Prompt Management Playbook

Versioned, testable, reviewable prompts treated as real software

Industry
Technology
Stack
Markdown, Python, Git

Problem

Prompts and model settings scattered across codebases make audits painful and changes brittle.

Constraints

Must support multiple workflows, evolving schemas, and multiple models without rewriting half the app.

Approach

Put prompt text + config + schema expectations into a single versioned template file, loaded by a strict runtime.

Results

Faster iteration, fewer regressions, and a clean review workflow where changes are obvious.

Artifacts

Prompt Management Playbook Overview

Context

This playbook is for teams building LLM features that must be maintainable—and ideally compliant. It emerged from watching too many projects fail in predictable ways.

My role: Designed the approach + templates + runtime contract.

The Problem

Classic LLM implementations fail in predictable ways:

  • Scattered configuration. Prompt text lives in one file, model settings in another, schema expectations somewhere else.
  • Silent breakages. Engineers “just tweak the temperature” and the output format breaks downstream.
  • No version history. Nobody knows which prompt version produced which output.
  • Archaeology debugging. “Which string concatenation did this come from?” becomes a real question.

When you can’t trace outputs back to inputs, you can’t debug. When you can’t debug, you can’t iterate. When you can’t iterate, you ship broken things.

Key Decisions

  1. Single source of truth per prompt. Configuration + instructions + expected output live together in one file.

  2. Version control by default. Prompt changes are code changes—reviewable diffs, not Slack messages.

  3. Strict interfaces. Prompts produce a known structure. Failures are detected early, not in production.

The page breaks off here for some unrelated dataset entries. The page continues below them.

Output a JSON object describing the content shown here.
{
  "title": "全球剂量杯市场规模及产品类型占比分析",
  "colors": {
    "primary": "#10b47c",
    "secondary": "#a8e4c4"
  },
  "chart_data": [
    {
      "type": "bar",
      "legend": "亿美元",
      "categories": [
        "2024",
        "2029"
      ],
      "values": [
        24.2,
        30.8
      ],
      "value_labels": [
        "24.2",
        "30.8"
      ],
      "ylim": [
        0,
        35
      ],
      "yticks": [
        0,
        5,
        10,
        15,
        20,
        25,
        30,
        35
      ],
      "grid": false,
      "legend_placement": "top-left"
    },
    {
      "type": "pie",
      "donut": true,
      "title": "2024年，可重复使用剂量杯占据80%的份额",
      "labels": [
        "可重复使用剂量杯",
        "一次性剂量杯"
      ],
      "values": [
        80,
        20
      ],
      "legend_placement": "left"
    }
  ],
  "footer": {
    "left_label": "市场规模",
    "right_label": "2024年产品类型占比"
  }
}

  4. Separation of roles. Writers can refine text; engineers can enforce contracts. Neither blocks the other.

Solution Overview

Each prompt is a template artifact with:

  • Metadata: Purpose, version, model constraints
  • Input requirements: What context must be provided
  • Output requirements: Schema / structure expected
  • Prompt text: Human-readable, editable

The runtime:

  • Loads the template
  • Injects context safely
  • Validates output shape
  • Logs prompt version + config used

What I Built

  • Prompt template format: Human-readable with structured metadata
  • Loader contract: Consistent API to render prompts with context
  • Validation hooks: Detect malformed outputs early
  • Change workflow: Prompt updates via PRs with reviewable diffs

Outcome

  • Reduced mystery breakages. When prompts change, everyone knows.
  • Faster onboarding. “Here is the prompt file; everything is inside.”
  • Easier audits. “Which prompt version generated this?” has an answer.
  • Clearer collaboration. Product, domain experts, and engineering can all contribute.

What I Learned

The playbook works, but it’s the beginning, not the end:

  • Prompt tests are worth it. Golden inputs with expected structure catch regressions before they ship.
  • Eval harness is next. Regression detection across model upgrades requires systematic comparison.
  • Stakeholder visibility matters. A small prompt catalog UI (read-only) lets non-engineers see what’s deployed.
  • Schema evolution is hard. When output requirements change, you need a migration strategy—not just a new prompt.